Evaluation can be done in the same way as for the full resolution model, but require --dense-visual-embedding-decoder-n-upsamplings 0 as an additional argument.
To fetch all reduced-resolution checkpoints at once, run:
gdown 1tkhkEA6RsvjznY-WlWqL3LtAGYU3wse_ -O trained_models/dveformer_reducedres_mixed.pth.tar.gz
gdown 1Pdm1l8YLg7Spy9rEffFOwrfWVJHEwCiY -O trained_models/dveformer_reducedres_linear_probing_nyuv2.pth.tar.gz
gdown 19FUiUXhzC1o0CuEcJJwLyDbgp-9ypKD9 -O trained_models/dveformer_reducedres_linear_probing_sunrgbd.pth.tar.gz
gdown 13LplKyltdVLHaALY9NmmFk3Ib1w1veDO -O trained_models/dveformer_reducedres_linear_probing_scannet.pth.tar.gz
gdown 1vbg0MnH6VRAg-tiMGaLy1P5uX0blX5sw -O trained_models/dveformer_reducedres_linear_probing_scannet20.pth.tar.gz
find ./trained_models -type f -name "dveformer_reducedres*.tar.gz" -exec tar -xzf {} -C ./trained_models \;| Dataset | Split | #Classes | Text-based mIoU | Visual Mean-based mIoU | Linear Probing mIoU | Linear Probing Weights | 
|---|---|---|---|---|---|---|
| NYUv2 | test | 40 | 43.45 | 50.02 | 56.28 | Download | 
| SUNRGB-D | test | 37 | 44.01 | 45.71 | 50.01 | Download | 
| ScanNet | valid | 40 | 33.58 | 39.19 | 48.75 | Download | 
| ScanNet | valid | 20 | 50.32 | 56.75 | 67.44 | Download | 
Note: As ScanNet test evaluation can only be done using the official evaluation server, which only allow a single submission, we only provide validation results for this model.
We support three evaluation modes:
- Text-based mIoU embeds each class name with the CLIP text encoder and assigns the class whose text embedding has the highest cosine similarity to the pixel embedding.
- Visual mean-based mIoU uses the mean per class embedding of the teacher and assigns the class with the highest cosine similarity to each pixel embedding.

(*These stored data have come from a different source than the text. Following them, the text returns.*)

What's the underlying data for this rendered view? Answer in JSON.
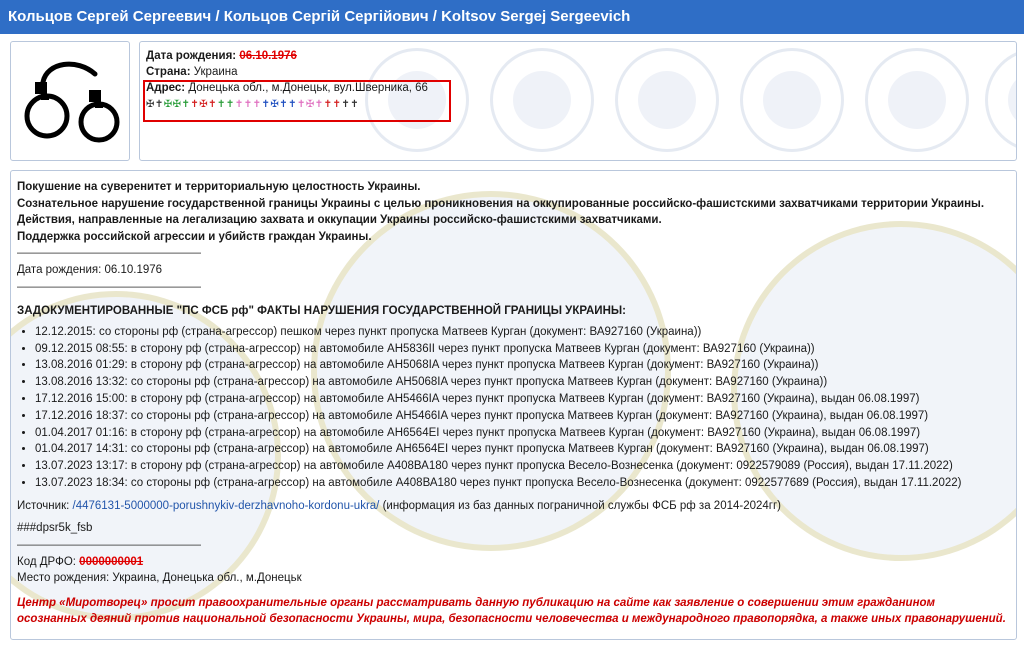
{
  "header": {
    "title": "Кольцов Сергей Сергеевич / Кольцов Сергій Сергійович / Koltsov Sergej Sergeevich"
  },
  "photo": {
    "icon": "handcuffs-icon"
  },
  "info": {
    "birth_label": "Дата рождения:",
    "birth_value": "06.10.1976",
    "country_label": "Страна:",
    "country_value": "Украина",
    "address_label": "Адрес:",
    "address_value": "Донецька обл., м.Донецьк, вул.Шверника, 66",
    "crosses": "✠✝✠✠✝✝✠✝✝✝✝✝✝✝✠✝✝✝✝✠✝✝✝✝"
  },
  "main": {
    "crimes": [
      "Покушение на суверенитет и территориальную целостность Украины.",
      "Сознательное нарушение государственной границы Украины с целью проникновения на оккупированные российско-фашистскими захватчиками территории Украины.",
      "Действия, направленные на легализацию захвата и оккупации Украины российско-фашистскими захватчиками.",
      "Поддержка российской агрессии и убийств граждан Украины."
    ],
    "separator": "————————————————",
    "birth_line": "Дата рождения: 06.10.1976",
    "facts_heading": "ЗАДОКУМЕНТИРОВАННЫЕ \"ПС ФСБ рф\" ФАКТЫ НАРУШЕНИЯ ГОСУДАРСТВЕННОЙ ГРАНИЦЫ УКРАИНЫ:",
    "violations": [
      "12.12.2015: со стороны рф (страна-агрессор) пешком через пункт пропуска Матвеев Курган (документ: ВА927160 (Украина))",
      "09.12.2015 08:55: в сторону рф (страна-агрессор) на автомобиле АН5836II через пункт пропуска Матвеев Курган (документ: ВА927160 (Украина))",
      "13.08.2016 01:29: в сторону рф (страна-агрессор) на автомобиле АН5068IA через пункт пропуска Матвеев Курган (документ: ВА927160 (Украина))",
      "13.08.2016 13:32: со стороны рф (страна-агрессор) на автомобиле АН5068IA через пункт пропуска Матвеев Курган (документ: ВА927160 (Украина))",
      "17.12.2016 15:00: в сторону рф (страна-агрессор) на автомобиле АН5466IA через пункт пропуска Матвеев Курган (документ: ВА927160 (Украина), выдан 06.08.1997)",
      "17.12.2016 18:37: со стороны рф (страна-агрессор) на автомобиле АН5466IA через пункт пропуска Матвеев Курган (документ: ВА927160 (Украина), выдан 06.08.1997)",
      "01.04.2017 01:16: в сторону рф (страна-агрессор) на автомобиле АН6564EI через пункт пропуска Матвеев Курган (документ: ВА927160 (Украина), выдан 06.08.1997)",
      "01.04.2017 14:31: со стороны рф (страна-агрессор) на автомобиле АН6564EI через пункт пропуска Матвеев Курган (документ: ВА927160 (Украина), выдан 06.08.1997)",
      "13.07.2023 13:17: в сторону рф (страна-агрессор) на автомобиле А408ВА180 через пункт пропуска Весело-Вознесенка (документ: 0922579089 (Россия), выдан 17.11.2022)",
      "13.07.2023 18:34: со стороны рф (страна-агрессор) на автомобиле А408ВА180 через пункт пропуска Весело-Вознесенка (документ: 0922577689 (Россия), выдан 17.11.2022)"
    ],
    "source_label": "Источник:",
    "source_link": "/4476131-5000000-porushnykiv-derzhavnoho-kordonu-ukra/",
    "source_note": "(информация из баз данных пограничной службы ФСБ рф за 2014-2024гг)",
    "tag": "###dpsr5k_fsb",
    "drfo_label": "Код ДРФО:",
    "drfo_value": "0000000001",
    "birthplace": "Место рождения: Украина, Донецька обл., м.Донецьк",
    "appeal": "Центр «Миротворец» просит правоохранительные органы рассматривать данную публикацию на сайте как заявление о совершении этим гражданином осознанных деяний против национальной безопасности Украины, мира, безопасности человечества и международного правопорядка, а также иных правонарушений."
  },
  "colors": {
    "header_bg": "#2f6ec6",
    "alert_red": "#e00000",
    "link": "#2255aa"
  }
}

- Linear probing mIoU keeps the encoder frozen and trains an additional 1x1 convolution that maps embeddings to class logits. See Linear Probing for details.

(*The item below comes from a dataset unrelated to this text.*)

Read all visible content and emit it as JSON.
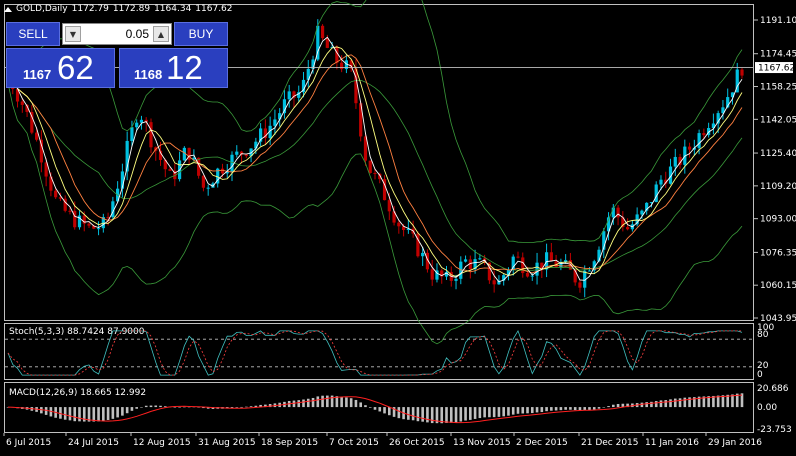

The evaluation assumes the datasets are stored at ./datasets.
The examples include --enable-tf32, --encoder-amp bfp16, --context-module-amp bfp16, and --decoder-amp bfp16, which were used for faster training.
Drop these flags if your GPU does not support TensorFloat-32/bfloat16 execution.
However doing so may slightly change the reported metrics.
Text-based and visual mean-based evaluation require no additional training.
Run main.py as done for training with --validation-only.
Optionally, if a dataset specific linear probing head was trained, the --enable-linear-probing and --linear-probing-weights-path arguments can be added, to evaluate the linear probing layer as well.
All commands below include the linear probing head so that all reported numbers are reproduced.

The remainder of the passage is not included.